Beyond the meaning of the simplex algorithm the book report the following algebraic steps:
$1.Ax=b$
$2.Bx_B+Nx_N=b$ Here A is divided in two sub-matrices A & B and x is divided in $x_B$ & $x_N$
$3.$ From the book:
"Multiplying the last equation by $B^{-1}$ and rearranging the terms, we get $x_B=B^{-1}b - B^{-1}Nx_N$"

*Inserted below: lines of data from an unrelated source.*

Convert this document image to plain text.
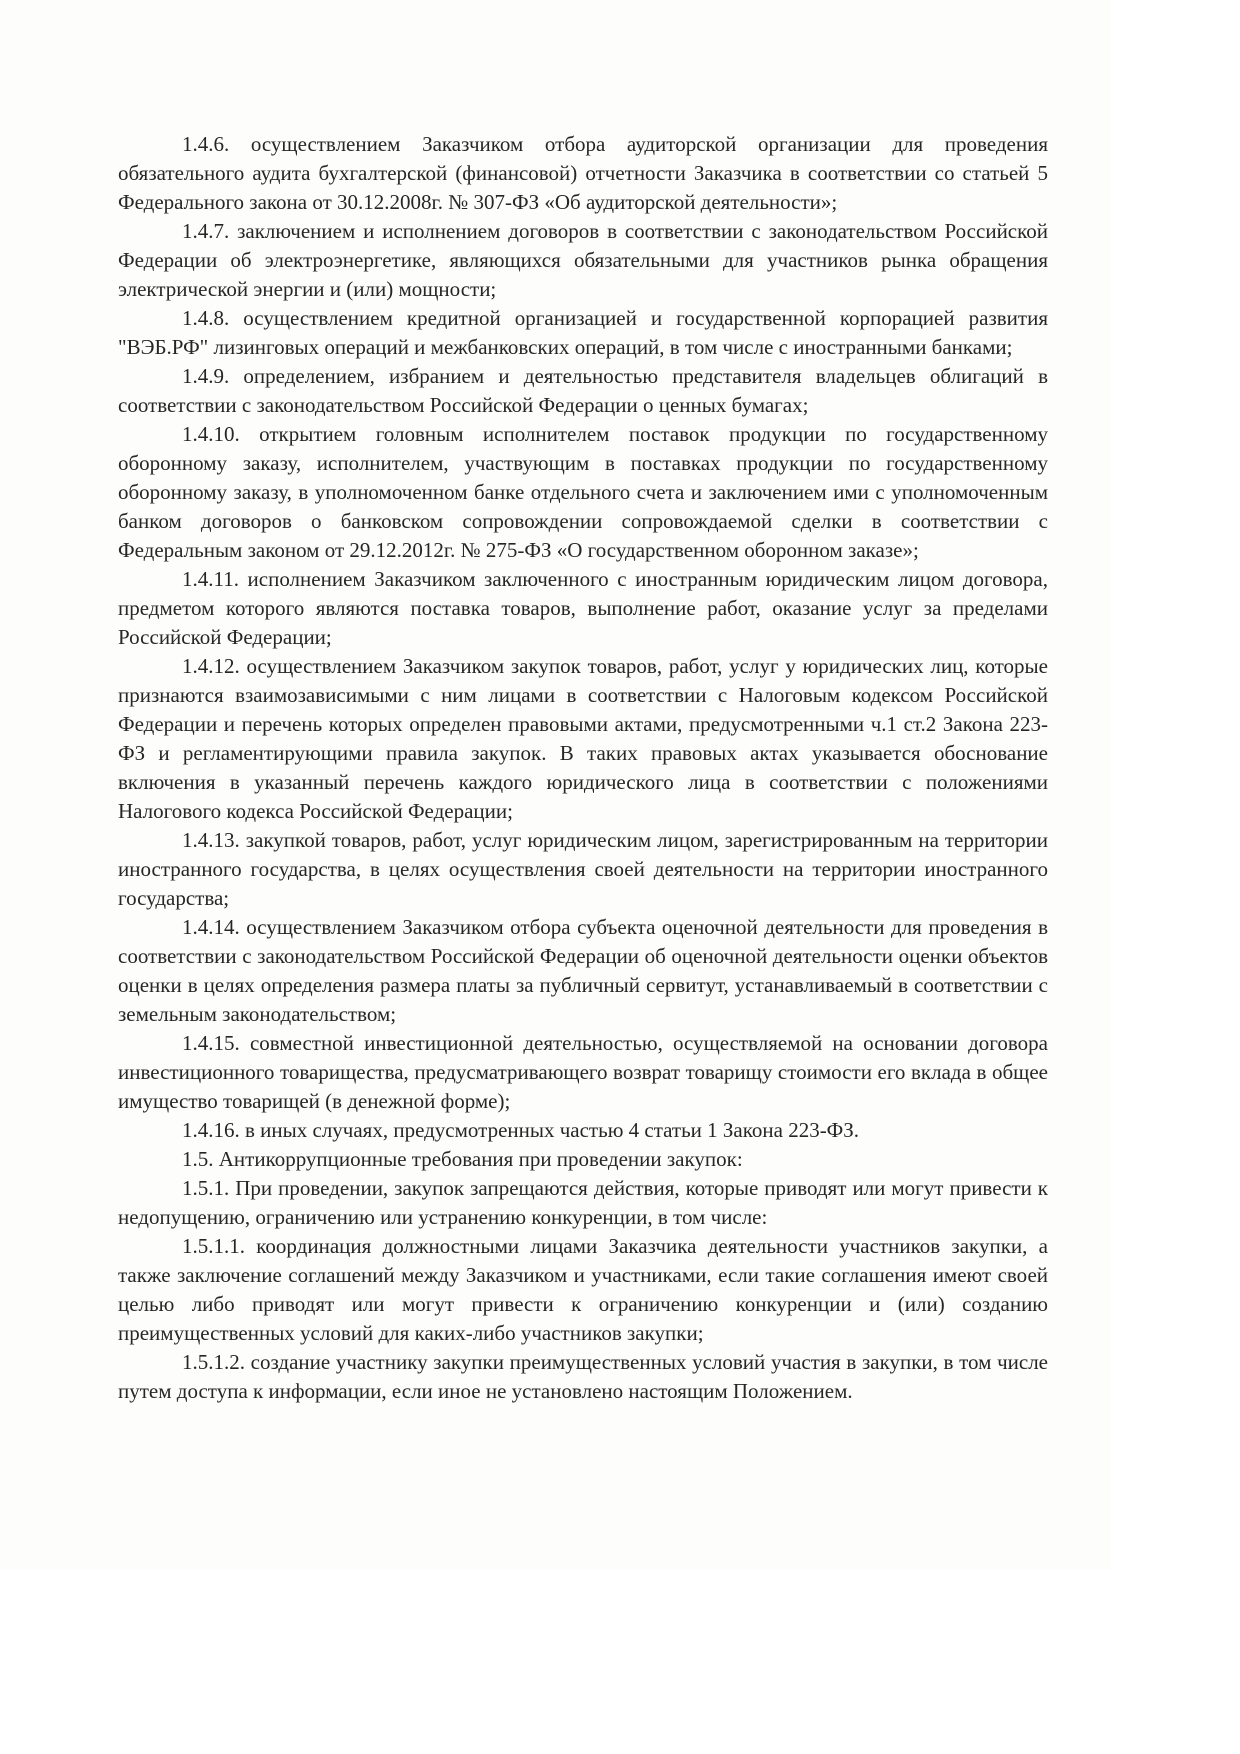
1.4.6. осуществлением Заказчиком отбора аудиторской организации для проведения обязательного аудита бухгалтерской (финансовой) отчетности Заказчика в соответствии со статьей 5 Федерального закона от 30.12.2008г. № 307-ФЗ «Об аудиторской деятельности»;

1.4.7. заключением и исполнением договоров в соответствии с законодательством Российской Федерации об электроэнергетике, являющихся обязательными для участников рынка обращения электрической энергии и (или) мощности;

1.4.8. осуществлением кредитной организацией и государственной корпорацией развития "ВЭБ.РФ" лизинговых операций и межбанковских операций, в том числе с иностранными банками;

1.4.9. определением, избранием и деятельностью представителя владельцев облигаций в соответствии с законодательством Российской Федерации о ценных бумагах;

1.4.10. открытием головным исполнителем поставок продукции по государственному оборонному заказу, исполнителем, участвующим в поставках продукции по государственному оборонному заказу, в уполномоченном банке отдельного счета и заключением ими с уполномоченным банком договоров о банковском сопровождении сопровождаемой сделки в соответствии с Федеральным законом от 29.12.2012г. № 275-ФЗ «О государственном оборонном заказе»;

1.4.11. исполнением Заказчиком заключенного с иностранным юридическим лицом договора, предметом которого являются поставка товаров, выполнение работ, оказание услуг за пределами Российской Федерации;

1.4.12. осуществлением Заказчиком закупок товаров, работ, услуг у юридических лиц, которые признаются взаимозависимыми с ним лицами в соответствии с Налоговым кодексом Российской Федерации и перечень которых определен правовыми актами, предусмотренными ч.1 ст.2 Закона 223-ФЗ и регламентирующими правила закупок. В таких правовых актах указывается обоснование включения в указанный перечень каждого юридического лица в соответствии с положениями Налогового кодекса Российской Федерации;

1.4.13. закупкой товаров, работ, услуг юридическим лицом, зарегистрированным на территории иностранного государства, в целях осуществления своей деятельности на территории иностранного государства;

1.4.14. осуществлением Заказчиком отбора субъекта оценочной деятельности для проведения в соответствии с законодательством Российской Федерации об оценочной деятельности оценки объектов оценки в целях определения размера платы за публичный сервитут, устанавливаемый в соответствии с земельным законодательством;

1.4.15. совместной инвестиционной деятельностью, осуществляемой на основании договора инвестиционного товарищества, предусматривающего возврат товарищу стоимости его вклада в общее имущество товарищей (в денежной форме);

1.4.16. в иных случаях, предусмотренных частью 4 статьи 1 Закона 223-ФЗ.

1.5. Антикоррупционные требования при проведении закупок:

1.5.1. При проведении, закупок запрещаются действия, которые приводят или могут привести к недопущению, ограничению или устранению конкуренции, в том числе:

1.5.1.1. координация должностными лицами Заказчика деятельности участников закупки, а также заключение соглашений между Заказчиком и участниками, если такие соглашения имеют своей целью либо приводят или могут привести к ограничению конкуренции и (или) созданию преимущественных условий для каких-либо участников закупки;

1.5.1.2. создание участнику закупки преимущественных условий участия в закупки, в том числе путем доступа к информации, если иное не установлено настоящим Положением.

I don't get this step, it's seems that $B^{-1}$ is used like $1/B$.
I explain my self:
Back to the $Bx_B+Nx_N=b$
If I "divide" all by $B$, I get:
$\frac{Bx_B}{B}+\frac{Nx_N}{B}=\frac{b}{B} => x_B+\frac{Nx_N}{B}=\frac{b}{B}$
If I express $\frac{1}{B}$ as $B^{-1}$, I can write: $x_B+B^{-1}Nx_N=B^{-1}b => x_B=B^{-1}b - B^{-1}Nx_N$ exactly the same expression of the book in point 3.
Is my explanation of the expression $x_B=B^{-1}b - B^{-1}Nx_N$ valid in linear algebra and why?

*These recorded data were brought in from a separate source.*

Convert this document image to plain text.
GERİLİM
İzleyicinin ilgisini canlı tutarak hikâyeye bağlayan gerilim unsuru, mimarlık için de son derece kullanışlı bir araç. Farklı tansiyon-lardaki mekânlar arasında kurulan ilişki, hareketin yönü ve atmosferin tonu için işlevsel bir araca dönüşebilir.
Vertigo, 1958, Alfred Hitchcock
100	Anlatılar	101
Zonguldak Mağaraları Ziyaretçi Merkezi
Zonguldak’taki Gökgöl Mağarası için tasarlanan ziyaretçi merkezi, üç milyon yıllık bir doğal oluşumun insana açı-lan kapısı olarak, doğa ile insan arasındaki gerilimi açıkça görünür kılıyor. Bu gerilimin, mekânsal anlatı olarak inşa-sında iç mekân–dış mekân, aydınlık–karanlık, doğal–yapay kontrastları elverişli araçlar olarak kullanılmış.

Yes, $B^{-1}$ is equivalent to $\frac{1}{B}$ if $B \in \mathbb{R}$. Or to be more exact, the $x^{-1}$ operator generalizes the inversion $\frac{1}{x}$.
Go back to your definitions to make things more clear. $B^{-1}$ is the matrix such that $$ B \times B^{-1} = I $$ where $\times$ refers to matrix multiplication and $I$ is the identity matrix (with only $1$s on the diagonal). Now if $B$ is a scalar, $I$ equals $1$. And solving the equation $B \times B^{-1} = 1$ yields $B^{-1}=1/B$, indeed.